Depuis quelques mois, les annonces s’ajoutent autour de cette tendance, tant de la part du luxe que de la fast-fashion. Deux géants de la mode rapide, fréquemment critiqués pour leurs méthodes de fabrication, se sont lancés à l’automne 2022 dans cette nouvelle façon de consommer, avec leurs sites de seconde main. Également, en octobre dernier, le leader de l’ultra fast-fashion Shein a dévoilé « Exchange », une offre qui s’adresse pour l’instant au marché des Etats-Unis. Dans les semaines qui ont suivies, c’est Zara qui a créé la stupeur avec Pre-owned », une plateforme actuellement au stade de développement au Royaume-Uni.
S’ajuster aux revendications des consommateurs
Il est à noter que la marque Zara est la plus représentée sur les plateformes dites “classiques” d’occasion, comme Depop ou Vestiaire Collective, avec plus de 670 000 annonces selon une étude conduite en 2022 par le site Savoo. L’entreprise a donc fait d’une pierre deux coups en étendant son offre tout en exprimant un “engagement à évoluer vers un modèle d’économie circulaire”. Autre signal fort, du côté des griffes de luxe cette fois-ci, il est possible de découvrir Re-sell, un programme de revente proposé par Balenciaga qui permet de céder ses vêtements issus des collections passées en échange d’un bon d’achat.
Ces initiatives semblent donc s’orienter dans le bon sens, pourtant elles ne persuadent pas les spécialistes du secteur. En effet, Audrey Millet, docteur en histoire, chercheuse à l’université d’Oslo et autrice du Livre noir de la mode explique « Les marques ont l’habitude depuis le 19e siècle d’écouter les revendications populaires ». Plébiscitée pour son rôle anti-gaspillage et l’avantage financier qu’elle confère, la seconde main répond à deux enjeux phares pour le consommateur, et les grandes entreprises l’ont bien comprises comme rajoute la chercheuse, n’hésitant pas à qualifier ces démarches de « greenwashing ».

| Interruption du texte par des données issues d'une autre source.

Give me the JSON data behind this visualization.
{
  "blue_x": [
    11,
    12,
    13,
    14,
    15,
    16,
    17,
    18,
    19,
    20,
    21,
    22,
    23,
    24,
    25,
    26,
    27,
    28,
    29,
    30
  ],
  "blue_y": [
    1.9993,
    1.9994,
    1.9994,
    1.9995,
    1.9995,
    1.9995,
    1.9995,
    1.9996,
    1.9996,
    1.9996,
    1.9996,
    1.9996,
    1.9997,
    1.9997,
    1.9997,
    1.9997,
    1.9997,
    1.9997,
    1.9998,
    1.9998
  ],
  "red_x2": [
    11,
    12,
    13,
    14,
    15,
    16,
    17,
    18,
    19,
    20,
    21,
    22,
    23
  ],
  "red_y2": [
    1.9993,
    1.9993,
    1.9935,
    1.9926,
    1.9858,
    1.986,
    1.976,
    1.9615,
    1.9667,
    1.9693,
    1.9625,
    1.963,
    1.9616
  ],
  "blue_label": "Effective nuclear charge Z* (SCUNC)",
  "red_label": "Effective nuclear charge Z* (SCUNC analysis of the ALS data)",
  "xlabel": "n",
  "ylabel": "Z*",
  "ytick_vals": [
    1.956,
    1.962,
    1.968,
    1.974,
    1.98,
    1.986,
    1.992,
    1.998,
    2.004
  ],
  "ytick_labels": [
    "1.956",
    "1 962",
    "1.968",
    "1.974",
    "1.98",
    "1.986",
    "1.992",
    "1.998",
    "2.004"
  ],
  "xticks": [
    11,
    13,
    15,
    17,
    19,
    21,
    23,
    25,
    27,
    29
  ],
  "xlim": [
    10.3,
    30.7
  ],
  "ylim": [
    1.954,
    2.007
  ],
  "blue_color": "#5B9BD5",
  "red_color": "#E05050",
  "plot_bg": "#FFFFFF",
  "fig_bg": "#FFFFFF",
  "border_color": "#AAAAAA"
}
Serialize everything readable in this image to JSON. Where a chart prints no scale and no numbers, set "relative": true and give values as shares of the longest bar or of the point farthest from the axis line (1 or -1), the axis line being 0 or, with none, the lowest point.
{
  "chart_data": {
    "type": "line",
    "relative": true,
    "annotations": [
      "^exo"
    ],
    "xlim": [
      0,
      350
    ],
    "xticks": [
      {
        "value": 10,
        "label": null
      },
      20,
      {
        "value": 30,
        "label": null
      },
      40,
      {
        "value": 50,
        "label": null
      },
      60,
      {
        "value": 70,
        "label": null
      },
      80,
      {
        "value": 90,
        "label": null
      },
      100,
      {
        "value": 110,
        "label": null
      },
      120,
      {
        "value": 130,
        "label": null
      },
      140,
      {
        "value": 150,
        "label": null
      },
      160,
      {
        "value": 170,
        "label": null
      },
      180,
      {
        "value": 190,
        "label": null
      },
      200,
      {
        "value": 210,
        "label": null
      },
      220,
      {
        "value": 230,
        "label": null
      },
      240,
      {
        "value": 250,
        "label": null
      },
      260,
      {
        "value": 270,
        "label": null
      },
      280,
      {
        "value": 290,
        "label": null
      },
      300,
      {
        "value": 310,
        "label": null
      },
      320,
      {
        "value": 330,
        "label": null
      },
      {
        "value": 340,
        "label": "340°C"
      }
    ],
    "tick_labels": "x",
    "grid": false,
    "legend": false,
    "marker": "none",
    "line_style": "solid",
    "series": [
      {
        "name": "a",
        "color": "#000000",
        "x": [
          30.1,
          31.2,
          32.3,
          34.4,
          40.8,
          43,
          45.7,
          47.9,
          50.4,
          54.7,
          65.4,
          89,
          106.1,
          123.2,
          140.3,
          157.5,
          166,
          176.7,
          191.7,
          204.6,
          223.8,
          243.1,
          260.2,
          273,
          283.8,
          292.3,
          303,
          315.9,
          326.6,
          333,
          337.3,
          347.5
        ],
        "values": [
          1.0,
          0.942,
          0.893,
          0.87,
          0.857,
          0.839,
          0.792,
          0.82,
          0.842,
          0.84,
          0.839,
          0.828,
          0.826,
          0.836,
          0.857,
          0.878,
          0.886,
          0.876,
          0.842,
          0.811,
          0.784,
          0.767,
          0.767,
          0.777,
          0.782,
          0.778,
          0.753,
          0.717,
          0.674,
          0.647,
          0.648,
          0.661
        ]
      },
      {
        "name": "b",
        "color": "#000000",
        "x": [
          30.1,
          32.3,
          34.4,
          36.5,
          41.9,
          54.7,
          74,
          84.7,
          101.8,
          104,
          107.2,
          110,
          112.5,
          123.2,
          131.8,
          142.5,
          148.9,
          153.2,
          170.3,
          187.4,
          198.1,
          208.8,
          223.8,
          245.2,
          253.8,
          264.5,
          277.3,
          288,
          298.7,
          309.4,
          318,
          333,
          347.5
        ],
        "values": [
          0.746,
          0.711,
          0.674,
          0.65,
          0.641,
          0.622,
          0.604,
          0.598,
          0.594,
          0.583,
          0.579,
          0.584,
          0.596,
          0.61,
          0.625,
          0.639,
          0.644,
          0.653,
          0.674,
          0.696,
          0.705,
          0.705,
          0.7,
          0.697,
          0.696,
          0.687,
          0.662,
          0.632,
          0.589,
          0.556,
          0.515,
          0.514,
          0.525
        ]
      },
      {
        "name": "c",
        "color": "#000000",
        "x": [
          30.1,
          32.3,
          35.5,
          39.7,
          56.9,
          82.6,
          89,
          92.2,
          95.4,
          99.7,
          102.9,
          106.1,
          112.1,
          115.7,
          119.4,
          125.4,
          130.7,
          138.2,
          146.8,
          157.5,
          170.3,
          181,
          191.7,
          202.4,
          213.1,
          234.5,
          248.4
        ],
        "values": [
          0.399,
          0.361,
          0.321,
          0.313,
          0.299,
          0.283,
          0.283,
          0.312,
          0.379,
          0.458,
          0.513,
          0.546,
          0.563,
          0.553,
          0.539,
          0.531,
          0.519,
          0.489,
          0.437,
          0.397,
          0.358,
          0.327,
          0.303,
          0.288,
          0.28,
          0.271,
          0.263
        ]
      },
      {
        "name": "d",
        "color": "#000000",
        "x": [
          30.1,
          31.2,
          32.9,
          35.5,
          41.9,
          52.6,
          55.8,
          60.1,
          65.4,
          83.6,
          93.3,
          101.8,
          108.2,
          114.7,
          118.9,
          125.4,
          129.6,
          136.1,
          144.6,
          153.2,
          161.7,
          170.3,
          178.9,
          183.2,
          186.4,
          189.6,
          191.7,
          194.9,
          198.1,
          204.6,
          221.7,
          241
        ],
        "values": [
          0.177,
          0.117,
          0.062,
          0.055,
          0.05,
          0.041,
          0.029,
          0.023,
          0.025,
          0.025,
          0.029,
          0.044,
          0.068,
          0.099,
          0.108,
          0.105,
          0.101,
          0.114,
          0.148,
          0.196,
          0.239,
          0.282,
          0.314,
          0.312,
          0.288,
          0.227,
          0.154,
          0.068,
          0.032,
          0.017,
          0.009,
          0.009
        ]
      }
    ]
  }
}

Une perspective importante et bénéfique face à la crise
La seconde main est alors considérée comme un argument marketing, venant remettre en question ses bénéfices, d’autant plus que le modèle des portails de revente est souvent accusé de d’inciter à l’hyper-consommation. Ainsi, à travers cette démarche, les consommateurs se déculpabilisent d’acheter des produits neufs, se rassurant de pouvoir les revendre par la suite. En s’affranchissant de ce marché, les grandes enseignes enclenchent une grimpée des tarifs de la seconde main, revendant de vieux articles pratiquement au prix du neuf.
D’après les chiffres de l’Alliance du Commerce, les ventes de textile en ligne ont subi une baisse de plus de 18% au premier semestre 2022 comparé à l’année 2021, tandis que les commerces physiques ont rencontré 11% de fermeture en l’espace de deux ans. Parallèlement, la seconde main a triplé depuis 2020 et devrait connaître une croissance de 20 à 30% par an, selon une étude du cabinet Boston consulting Group.
Ce secteur semble donc décrire une nouvelle façon de consommer, en lien avec les enjeux environnementaux actuels. Pourtant, certains effets vont à l’encontre de cette démarche écologique, comme l’effet de rebond avec le concept de « je fais des économies, donc je peux me permettre de consommer plus ». Ainsi, plusieurs questions viennent se poser autour de la façon de consommer la seconde main et des effets insidieux qu’elle peut provoquer.